David Ochieng

Personal information
- Date of birth: 7 October 1992 (age 33)
- Place of birth: Nairobi, Kenya
- Height: 1.89 m (6 ft 2 in)
- Position: Defender

Senior career*
- Years: Team / Apps / (Gls)
- 2011: Nairobi Stima
- 2012–2013: Tusker
- 2013–2015: Al-Taawon / 51 / (1)
- 2016–2017: New York Cosmos / 29 / (1)
- 2018: Brommapojkarna / 13 / (0)
- 2019: AFC Leopards
- 2019–2020: Al-Ansar
- 2020–: Mathare United

International career^{‡}
- 2012–: Kenya / 33 / (2)

= David Ochieng =

Kenyan footballer (born 1992)

David Ochieng (born 7 October 1992) is a Kenyan professional footballer who plays as a defender for Kenyan Premier League club Mathare United and the Kenya national team.

==Club career==
Born in Nairobi, Ochieng spent his early career with Nairobi Stima, Tusker and Al-Taawon.

He joined the New York Cosmos in February 2016, leaving the club ahead of the 2018 season.
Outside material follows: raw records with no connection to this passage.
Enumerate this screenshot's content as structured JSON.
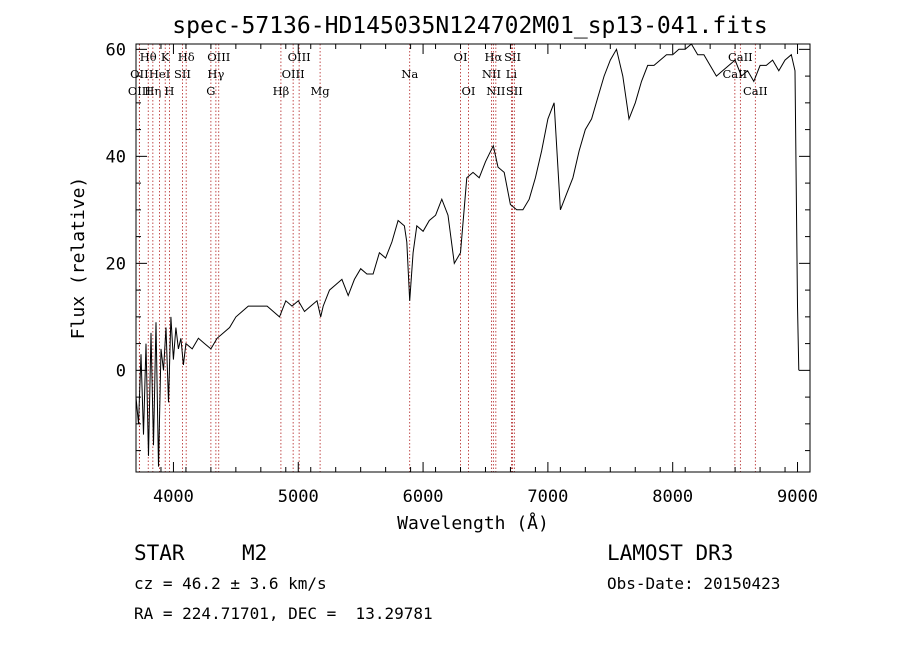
{
  "chart_data": {
    "type": "line",
    "title": "spec-57136-HD145035N124702M01_sp13-041.fits",
    "xlabel": "Wavelength (Å)",
    "ylabel": "Flux (relative)",
    "xlim": [
      3700,
      9100
    ],
    "ylim": [
      -19,
      61
    ],
    "x_ticks": [
      4000,
      5000,
      6000,
      7000,
      8000,
      9000
    ],
    "y_ticks": [
      0,
      20,
      40,
      60
    ],
    "x_minor_step": 200,
    "y_minor_step": 5,
    "grid": false,
    "series": [
      {
        "name": "spectrum",
        "points": [
          [
            3700,
            -5
          ],
          [
            3720,
            -10
          ],
          [
            3740,
            3
          ],
          [
            3760,
            -12
          ],
          [
            3780,
            5
          ],
          [
            3800,
            -16
          ],
          [
            3820,
            7
          ],
          [
            3840,
            -14
          ],
          [
            3860,
            9
          ],
          [
            3880,
            -18
          ],
          [
            3900,
            4
          ],
          [
            3920,
            0
          ],
          [
            3940,
            8
          ],
          [
            3960,
            -6
          ],
          [
            3980,
            10
          ],
          [
            4000,
            2
          ],
          [
            4020,
            8
          ],
          [
            4040,
            4
          ],
          [
            4060,
            6
          ],
          [
            4080,
            1
          ],
          [
            4100,
            5
          ],
          [
            4150,
            4
          ],
          [
            4200,
            6
          ],
          [
            4250,
            5
          ],
          [
            4300,
            4
          ],
          [
            4350,
            6
          ],
          [
            4400,
            7
          ],
          [
            4450,
            8
          ],
          [
            4500,
            10
          ],
          [
            4550,
            11
          ],
          [
            4600,
            12
          ],
          [
            4650,
            12
          ],
          [
            4700,
            12
          ],
          [
            4750,
            12
          ],
          [
            4800,
            11
          ],
          [
            4850,
            10
          ],
          [
            4900,
            13
          ],
          [
            4950,
            12
          ],
          [
            5000,
            13
          ],
          [
            5050,
            11
          ],
          [
            5100,
            12
          ],
          [
            5150,
            13
          ],
          [
            5180,
            10
          ],
          [
            5200,
            12
          ],
          [
            5250,
            15
          ],
          [
            5300,
            16
          ],
          [
            5350,
            17
          ],
          [
            5400,
            14
          ],
          [
            5450,
            17
          ],
          [
            5500,
            19
          ],
          [
            5550,
            18
          ],
          [
            5600,
            18
          ],
          [
            5650,
            22
          ],
          [
            5700,
            21
          ],
          [
            5750,
            24
          ],
          [
            5800,
            28
          ],
          [
            5850,
            27
          ],
          [
            5870,
            24
          ],
          [
            5893,
            13
          ],
          [
            5920,
            22
          ],
          [
            5950,
            27
          ],
          [
            6000,
            26
          ],
          [
            6050,
            28
          ],
          [
            6100,
            29
          ],
          [
            6150,
            32
          ],
          [
            6200,
            29
          ],
          [
            6250,
            20
          ],
          [
            6300,
            22
          ],
          [
            6350,
            36
          ],
          [
            6400,
            37
          ],
          [
            6450,
            36
          ],
          [
            6500,
            39
          ],
          [
            6563,
            42
          ],
          [
            6600,
            38
          ],
          [
            6650,
            37
          ],
          [
            6700,
            31
          ],
          [
            6750,
            30
          ],
          [
            6800,
            30
          ],
          [
            6850,
            32
          ],
          [
            6900,
            36
          ],
          [
            6950,
            41
          ],
          [
            7000,
            47
          ],
          [
            7050,
            50
          ],
          [
            7100,
            30
          ],
          [
            7150,
            33
          ],
          [
            7200,
            36
          ],
          [
            7250,
            41
          ],
          [
            7300,
            45
          ],
          [
            7350,
            47
          ],
          [
            7400,
            51
          ],
          [
            7450,
            55
          ],
          [
            7500,
            58
          ],
          [
            7550,
            60
          ],
          [
            7600,
            55
          ],
          [
            7650,
            47
          ],
          [
            7700,
            50
          ],
          [
            7750,
            54
          ],
          [
            7800,
            57
          ],
          [
            7850,
            57
          ],
          [
            7900,
            58
          ],
          [
            7950,
            59
          ],
          [
            8000,
            59
          ],
          [
            8050,
            60
          ],
          [
            8100,
            60
          ],
          [
            8150,
            61
          ],
          [
            8200,
            59
          ],
          [
            8250,
            59
          ],
          [
            8300,
            57
          ],
          [
            8350,
            55
          ],
          [
            8400,
            56
          ],
          [
            8450,
            57
          ],
          [
            8500,
            58
          ],
          [
            8550,
            55
          ],
          [
            8600,
            56
          ],
          [
            8650,
            54
          ],
          [
            8700,
            57
          ],
          [
            8750,
            57
          ],
          [
            8800,
            58
          ],
          [
            8850,
            56
          ],
          [
            8900,
            58
          ],
          [
            8950,
            59
          ],
          [
            8980,
            56
          ],
          [
            9000,
            12
          ],
          [
            9010,
            0
          ]
        ]
      }
    ],
    "lines": [
      {
        "wavelength": 3798,
        "label": "Hθ",
        "row": 0
      },
      {
        "wavelength": 3727,
        "label": "OII",
        "row": 1
      },
      {
        "wavelength": 3727,
        "label": "OIII",
        "row": 2
      },
      {
        "wavelength": 3835,
        "label": "Hη",
        "row": 2
      },
      {
        "wavelength": 3934,
        "label": "K",
        "row": 0
      },
      {
        "wavelength": 3889,
        "label": "HeI",
        "row": 1
      },
      {
        "wavelength": 3968,
        "label": "H",
        "row": 2
      },
      {
        "wavelength": 4072,
        "label": "SII",
        "row": 1
      },
      {
        "wavelength": 4102,
        "label": "Hδ",
        "row": 0
      },
      {
        "wavelength": 4300,
        "label": "G",
        "row": 2
      },
      {
        "wavelength": 4340,
        "label": "Hγ",
        "row": 1
      },
      {
        "wavelength": 4363,
        "label": "OIII",
        "row": 0
      },
      {
        "wavelength": 4861,
        "label": "Hβ",
        "row": 2
      },
      {
        "wavelength": 4959,
        "label": "OIII",
        "row": 1
      },
      {
        "wavelength": 5007,
        "label": "OIII",
        "row": 0
      },
      {
        "wavelength": 5175,
        "label": "Mg",
        "row": 2
      },
      {
        "wavelength": 5893,
        "label": "Na",
        "row": 1
      },
      {
        "wavelength": 6300,
        "label": "OI",
        "row": 0
      },
      {
        "wavelength": 6364,
        "label": "OI",
        "row": 2
      },
      {
        "wavelength": 6548,
        "label": "NII",
        "row": 1
      },
      {
        "wavelength": 6563,
        "label": "Hα",
        "row": 0
      },
      {
        "wavelength": 6583,
        "label": "NII",
        "row": 2
      },
      {
        "wavelength": 6708,
        "label": "Li",
        "row": 1
      },
      {
        "wavelength": 6717,
        "label": "SII",
        "row": 0
      },
      {
        "wavelength": 6731,
        "label": "SII",
        "row": 2
      },
      {
        "wavelength": 8498,
        "label": "CaII",
        "row": 1
      },
      {
        "wavelength": 8542,
        "label": "CaII",
        "row": 0
      },
      {
        "wavelength": 8662,
        "label": "CaII",
        "row": 2
      }
    ]
  },
  "info": {
    "class": "STAR",
    "subclass": "M2",
    "survey": "LAMOST DR3",
    "cz": "cz = 46.2 ± 3.6 km/s",
    "obs_date": "Obs-Date: 20150423",
    "coords": "RA = 224.71701, DEC =  13.29781"
  },
  "colors": {
    "axis": "#000000",
    "spectrum": "#000000",
    "line_marker": "#b22222"
  }
}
He spent the 2018 season with Swedish club Brommapojkarna. On 11 March 2019, he joined AFC Leopards in Kenya on a short-term deal. In July 2019 he signed for Saudi club Al-Ansar.

==International career==
He made his senior international debut for Kenya in 2012, and has appeared in FIFA World Cup qualifying matches.